7 accorgimenti per una casa a prova di allergie

Con l'arrivo della primavera anche le allergie tornano a essere più frequenti. Pollini e polvere sono infatti tra le principali cause di tali problemi. Di seguito, vedremo alcuni semplici accorgimenti per proteggersi dagli allergeni e rendere la propria casa a prova di allergie.

1. Umidità

Un alto tasso di umidità favorisce la crescita di muffe e può attirare insetti come scarafaggi e zanzare.
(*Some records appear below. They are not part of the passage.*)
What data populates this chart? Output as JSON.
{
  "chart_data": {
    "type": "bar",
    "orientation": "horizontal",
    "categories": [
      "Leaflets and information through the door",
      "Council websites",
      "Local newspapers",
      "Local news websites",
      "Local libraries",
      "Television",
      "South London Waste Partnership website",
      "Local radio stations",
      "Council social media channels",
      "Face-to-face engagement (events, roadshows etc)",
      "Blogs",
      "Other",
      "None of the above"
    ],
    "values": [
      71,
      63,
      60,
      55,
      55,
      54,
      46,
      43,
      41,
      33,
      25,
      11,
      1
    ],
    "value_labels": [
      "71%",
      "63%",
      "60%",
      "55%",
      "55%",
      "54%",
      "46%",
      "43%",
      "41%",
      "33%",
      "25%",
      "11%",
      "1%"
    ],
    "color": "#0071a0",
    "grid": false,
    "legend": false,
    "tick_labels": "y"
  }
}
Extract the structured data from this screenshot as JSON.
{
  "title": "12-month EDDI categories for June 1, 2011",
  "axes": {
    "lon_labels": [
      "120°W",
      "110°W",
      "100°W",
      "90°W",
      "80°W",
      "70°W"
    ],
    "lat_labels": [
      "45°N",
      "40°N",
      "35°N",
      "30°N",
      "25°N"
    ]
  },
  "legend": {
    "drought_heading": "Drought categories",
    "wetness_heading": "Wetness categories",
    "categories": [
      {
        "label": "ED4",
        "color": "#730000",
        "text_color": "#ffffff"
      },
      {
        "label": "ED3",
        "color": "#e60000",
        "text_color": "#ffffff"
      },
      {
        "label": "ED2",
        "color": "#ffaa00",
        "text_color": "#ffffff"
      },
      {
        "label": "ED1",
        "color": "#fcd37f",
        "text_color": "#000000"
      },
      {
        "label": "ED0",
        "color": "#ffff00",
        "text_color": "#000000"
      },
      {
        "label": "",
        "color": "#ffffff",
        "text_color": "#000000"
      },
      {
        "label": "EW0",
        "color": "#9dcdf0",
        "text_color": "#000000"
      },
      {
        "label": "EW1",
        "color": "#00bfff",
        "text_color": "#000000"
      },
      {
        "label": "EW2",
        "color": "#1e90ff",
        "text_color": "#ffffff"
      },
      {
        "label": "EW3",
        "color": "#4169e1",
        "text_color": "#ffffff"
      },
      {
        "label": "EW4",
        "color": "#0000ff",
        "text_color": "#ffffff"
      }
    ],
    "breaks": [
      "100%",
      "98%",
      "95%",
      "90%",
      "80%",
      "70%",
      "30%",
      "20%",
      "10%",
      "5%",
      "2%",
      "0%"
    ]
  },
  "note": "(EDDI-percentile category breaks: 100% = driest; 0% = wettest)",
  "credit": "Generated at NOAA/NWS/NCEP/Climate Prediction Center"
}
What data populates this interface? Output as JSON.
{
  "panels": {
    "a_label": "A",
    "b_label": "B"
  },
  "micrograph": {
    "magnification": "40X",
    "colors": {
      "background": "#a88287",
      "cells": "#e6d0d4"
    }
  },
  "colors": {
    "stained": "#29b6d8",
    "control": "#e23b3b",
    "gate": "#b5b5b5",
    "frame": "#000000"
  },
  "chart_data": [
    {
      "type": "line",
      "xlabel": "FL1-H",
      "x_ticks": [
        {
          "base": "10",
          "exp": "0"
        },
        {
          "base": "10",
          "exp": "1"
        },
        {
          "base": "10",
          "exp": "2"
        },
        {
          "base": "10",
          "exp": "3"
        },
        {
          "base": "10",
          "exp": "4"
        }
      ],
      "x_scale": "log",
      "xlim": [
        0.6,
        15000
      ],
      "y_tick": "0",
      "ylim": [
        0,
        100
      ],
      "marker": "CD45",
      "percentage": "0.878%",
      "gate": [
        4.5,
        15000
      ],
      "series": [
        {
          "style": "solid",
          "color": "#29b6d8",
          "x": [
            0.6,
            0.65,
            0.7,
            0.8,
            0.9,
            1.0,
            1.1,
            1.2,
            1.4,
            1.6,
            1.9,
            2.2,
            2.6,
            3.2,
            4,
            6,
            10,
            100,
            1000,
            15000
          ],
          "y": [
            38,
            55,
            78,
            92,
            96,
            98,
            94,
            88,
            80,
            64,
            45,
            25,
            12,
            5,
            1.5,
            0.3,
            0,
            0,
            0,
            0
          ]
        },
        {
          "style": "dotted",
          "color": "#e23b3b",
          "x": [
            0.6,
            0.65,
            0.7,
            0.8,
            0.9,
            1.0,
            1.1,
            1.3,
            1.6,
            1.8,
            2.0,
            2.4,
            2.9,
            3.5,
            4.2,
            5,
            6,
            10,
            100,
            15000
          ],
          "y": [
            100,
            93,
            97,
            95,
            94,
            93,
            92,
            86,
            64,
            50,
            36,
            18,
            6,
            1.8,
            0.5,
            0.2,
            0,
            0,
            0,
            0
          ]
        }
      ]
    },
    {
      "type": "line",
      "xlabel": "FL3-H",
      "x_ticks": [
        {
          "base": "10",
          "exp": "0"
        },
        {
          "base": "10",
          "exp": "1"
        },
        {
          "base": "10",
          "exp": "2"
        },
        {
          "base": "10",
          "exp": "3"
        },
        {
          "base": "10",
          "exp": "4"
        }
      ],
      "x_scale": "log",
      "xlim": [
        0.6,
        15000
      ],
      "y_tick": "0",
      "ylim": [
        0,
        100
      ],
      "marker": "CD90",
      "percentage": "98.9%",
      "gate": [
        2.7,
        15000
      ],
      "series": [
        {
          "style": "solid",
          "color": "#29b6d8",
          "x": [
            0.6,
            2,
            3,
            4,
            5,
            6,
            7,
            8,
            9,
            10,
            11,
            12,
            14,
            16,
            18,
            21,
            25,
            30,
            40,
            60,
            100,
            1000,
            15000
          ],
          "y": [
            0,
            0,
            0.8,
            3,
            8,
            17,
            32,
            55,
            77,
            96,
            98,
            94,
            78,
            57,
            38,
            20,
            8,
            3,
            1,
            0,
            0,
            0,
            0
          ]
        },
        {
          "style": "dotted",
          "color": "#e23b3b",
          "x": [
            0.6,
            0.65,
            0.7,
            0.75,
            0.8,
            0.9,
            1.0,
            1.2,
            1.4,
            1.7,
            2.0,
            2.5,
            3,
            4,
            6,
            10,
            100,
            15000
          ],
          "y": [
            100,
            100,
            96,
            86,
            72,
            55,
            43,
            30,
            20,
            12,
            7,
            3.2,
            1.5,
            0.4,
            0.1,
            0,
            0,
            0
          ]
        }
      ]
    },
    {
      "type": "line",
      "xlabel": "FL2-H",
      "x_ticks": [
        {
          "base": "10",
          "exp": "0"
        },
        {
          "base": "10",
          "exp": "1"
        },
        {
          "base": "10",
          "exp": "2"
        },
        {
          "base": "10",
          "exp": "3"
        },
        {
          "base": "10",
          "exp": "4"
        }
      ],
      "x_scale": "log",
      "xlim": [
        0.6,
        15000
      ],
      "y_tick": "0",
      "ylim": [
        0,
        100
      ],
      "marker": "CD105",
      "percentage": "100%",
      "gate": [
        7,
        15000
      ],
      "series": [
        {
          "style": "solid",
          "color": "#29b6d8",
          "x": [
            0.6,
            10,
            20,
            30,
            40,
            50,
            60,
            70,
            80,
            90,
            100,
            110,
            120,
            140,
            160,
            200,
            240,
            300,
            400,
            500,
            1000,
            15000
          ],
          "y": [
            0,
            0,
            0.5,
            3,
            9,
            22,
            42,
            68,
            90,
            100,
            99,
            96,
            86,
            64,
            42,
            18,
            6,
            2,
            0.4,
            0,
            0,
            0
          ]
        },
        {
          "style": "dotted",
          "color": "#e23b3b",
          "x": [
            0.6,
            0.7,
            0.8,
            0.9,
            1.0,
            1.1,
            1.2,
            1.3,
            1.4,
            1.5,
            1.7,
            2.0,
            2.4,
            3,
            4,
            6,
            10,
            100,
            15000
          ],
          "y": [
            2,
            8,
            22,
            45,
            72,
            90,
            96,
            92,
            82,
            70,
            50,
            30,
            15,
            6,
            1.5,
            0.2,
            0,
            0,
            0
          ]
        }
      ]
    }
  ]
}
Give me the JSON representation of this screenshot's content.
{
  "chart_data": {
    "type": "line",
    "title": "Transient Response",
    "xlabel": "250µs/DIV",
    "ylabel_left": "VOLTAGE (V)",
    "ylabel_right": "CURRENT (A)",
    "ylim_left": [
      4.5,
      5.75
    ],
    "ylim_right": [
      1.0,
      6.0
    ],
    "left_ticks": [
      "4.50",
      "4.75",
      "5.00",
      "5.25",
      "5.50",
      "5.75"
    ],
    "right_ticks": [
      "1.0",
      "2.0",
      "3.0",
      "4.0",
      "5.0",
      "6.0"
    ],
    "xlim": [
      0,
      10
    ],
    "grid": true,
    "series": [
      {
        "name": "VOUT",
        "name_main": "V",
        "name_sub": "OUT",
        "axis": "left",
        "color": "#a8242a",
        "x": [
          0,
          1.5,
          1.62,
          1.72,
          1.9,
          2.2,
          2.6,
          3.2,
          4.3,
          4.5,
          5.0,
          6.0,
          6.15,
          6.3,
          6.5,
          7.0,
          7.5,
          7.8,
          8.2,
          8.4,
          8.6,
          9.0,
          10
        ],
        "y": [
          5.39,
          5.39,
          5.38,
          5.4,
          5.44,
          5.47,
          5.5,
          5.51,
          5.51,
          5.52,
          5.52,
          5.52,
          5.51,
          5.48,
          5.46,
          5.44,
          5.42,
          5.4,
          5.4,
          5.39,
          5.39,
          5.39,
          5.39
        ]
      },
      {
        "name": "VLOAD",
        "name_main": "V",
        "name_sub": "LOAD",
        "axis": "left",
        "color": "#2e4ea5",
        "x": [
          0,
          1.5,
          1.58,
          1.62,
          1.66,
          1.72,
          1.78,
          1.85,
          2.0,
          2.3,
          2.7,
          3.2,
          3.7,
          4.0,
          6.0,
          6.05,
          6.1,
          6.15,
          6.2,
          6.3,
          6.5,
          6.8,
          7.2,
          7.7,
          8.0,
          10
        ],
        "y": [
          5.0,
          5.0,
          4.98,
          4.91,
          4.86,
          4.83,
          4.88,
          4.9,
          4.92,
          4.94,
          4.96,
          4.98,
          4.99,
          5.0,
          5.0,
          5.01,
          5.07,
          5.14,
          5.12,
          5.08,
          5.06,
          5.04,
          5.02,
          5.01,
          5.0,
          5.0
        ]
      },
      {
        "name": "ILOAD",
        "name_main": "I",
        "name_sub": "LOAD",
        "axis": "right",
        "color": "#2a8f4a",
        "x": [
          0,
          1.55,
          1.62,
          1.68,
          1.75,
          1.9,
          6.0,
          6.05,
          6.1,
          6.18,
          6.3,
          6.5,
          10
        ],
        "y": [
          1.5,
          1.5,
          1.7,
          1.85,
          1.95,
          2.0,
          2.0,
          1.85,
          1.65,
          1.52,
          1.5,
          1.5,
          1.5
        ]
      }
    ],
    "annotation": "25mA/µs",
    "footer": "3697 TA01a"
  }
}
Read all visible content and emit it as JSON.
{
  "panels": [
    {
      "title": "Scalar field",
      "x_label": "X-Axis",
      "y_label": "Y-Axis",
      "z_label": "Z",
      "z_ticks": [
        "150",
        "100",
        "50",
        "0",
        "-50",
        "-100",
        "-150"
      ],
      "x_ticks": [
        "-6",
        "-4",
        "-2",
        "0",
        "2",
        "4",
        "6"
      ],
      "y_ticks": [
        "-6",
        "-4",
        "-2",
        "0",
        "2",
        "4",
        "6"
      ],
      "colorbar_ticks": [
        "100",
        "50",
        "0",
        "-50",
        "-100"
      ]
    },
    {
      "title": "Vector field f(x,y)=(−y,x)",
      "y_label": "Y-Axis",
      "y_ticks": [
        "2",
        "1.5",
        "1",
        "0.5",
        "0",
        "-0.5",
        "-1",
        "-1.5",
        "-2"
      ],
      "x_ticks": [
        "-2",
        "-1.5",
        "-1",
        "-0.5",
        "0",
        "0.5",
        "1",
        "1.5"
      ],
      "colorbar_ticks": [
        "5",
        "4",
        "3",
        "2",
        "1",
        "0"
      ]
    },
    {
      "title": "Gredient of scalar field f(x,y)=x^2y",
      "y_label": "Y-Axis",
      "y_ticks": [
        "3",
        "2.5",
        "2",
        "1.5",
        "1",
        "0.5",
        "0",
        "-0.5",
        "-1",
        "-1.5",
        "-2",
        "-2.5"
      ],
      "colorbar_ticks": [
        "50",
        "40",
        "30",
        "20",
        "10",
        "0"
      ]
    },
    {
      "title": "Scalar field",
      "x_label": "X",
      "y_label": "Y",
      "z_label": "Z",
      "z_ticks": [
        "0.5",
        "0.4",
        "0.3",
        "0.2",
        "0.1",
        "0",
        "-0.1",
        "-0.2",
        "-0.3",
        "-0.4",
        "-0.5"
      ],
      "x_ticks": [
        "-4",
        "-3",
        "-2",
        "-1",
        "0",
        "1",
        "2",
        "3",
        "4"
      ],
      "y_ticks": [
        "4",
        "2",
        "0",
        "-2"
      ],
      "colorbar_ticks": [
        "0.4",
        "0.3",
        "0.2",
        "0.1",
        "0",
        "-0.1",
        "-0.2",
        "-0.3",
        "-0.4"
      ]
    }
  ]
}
Il livello ideale di umidità all'interno di un'abitazione è compresa tra il 40 e il 50 per cento.

In cucina, per diminuire il tasso di umidità si consiglia di utilizzare (o di installare) una ventola di sfiato con scarico all'esterno in modo da eliminare completamente eventuali vapori di cottura.

Nel bagno è bene asciugare sempre la doccia e la vasca dopo il loro utilizzo. In questo modo si evita la formazione di muffe non solo sulla superficie dei sanitari ma anche su tende da doccia, tappeti e pareti.

2. Ventilazione

La casa deve essere sempre ben ventilata, tuttavia, quando comincia la stagione dei pollini è meglio tenere chiuse le finestre e, se possibile, accendere l'aria condizionata per assicurare il ricambio dell'aria.

3. Quando è meglio non uscire

Negli orari di maggiore presenza di polline, tra le 14:00 e le 16:00, è consigliabile non uscire. Evitare inoltre di rimanere troppo tempo fuori durante le giornate ventilate dato che il vento trasporta più facilmente polveri, muffe e pollini.

Dopo essere stati fuori, all'aperto, è meglio lavarsi i capelli e cambiare i vestiti, scarpe comprese. Gli allergeni possono facilmente raccogliersi su pelle, capelli e indumenti, e se non ci si lava vengono trasferiti alle mani, al viso, alle superfici della casa e, soprattutto, alle federe del letto.

4. Piante d'appartamento

Le piante d'appartamento non necessitano di molta acqua, quindi è bene tenere il loro terreno il meno umido possibile dato che l'umidità favorisce la crescita di muffe. Per evitare lo sviluppo di muffe si può anche coprire il terreno dei vasi con piccoli ciottoli o con della ghiaia.

5. Copriletti e coprimaterassi

Coprire il materasso e i cuscini con rivestimenti anti-acaro. Inoltre, si consiglia di lavare le lenzuola, le federe e le coperte una volta alla settimana, in acqua calda (almeno 50°C).

Per quanto riguarda i cuscini, la scelta migliore ricade su quelli in piuma. Uno studio condotto dalla University of Manchester, nel Regno Unito, ha evidenziato che i cuscini fatti con fibre sintetiche e in foam trattengono una maggiore quantità di acari della polvere e di peli di animali domestici rispetto ai cuscini in piuma.

Nella camera da letto è buona norma rimuovere tutti quegli oggetti che non si utilizzano, soprattutto se vicini al letto o poggiati sul comodino, perché questi attirano e raccolgono molta polvere.

6. Pulizia

La primavera è il periodo in cui si fanno le pulizie totali della casa. Tuttavia, a molti sfugge che anche muri, porte e altre superfici verticali necessitano di essere puliti. Lavare le pareti con una spugna e del detersivo di Marsiglia è il modo migliore per sbarazzarsi a lungo degli allergeni. Per raggiungere i punti più alti si può utilizzare una scopa di spugna. Si consiglia di procedere a sezioni, dall'alto verso il basso. Alla fine è necessario asciugare le superfici verticali con un panno pulito.

7. Animali domestici

Cercare di tenere gli animali domestici fuori dalla camera da letto. Inoltre, questi dovrebbero essere lavati circa due volte a settimana per ridurre la quantità di allergeni che potrebbero portare.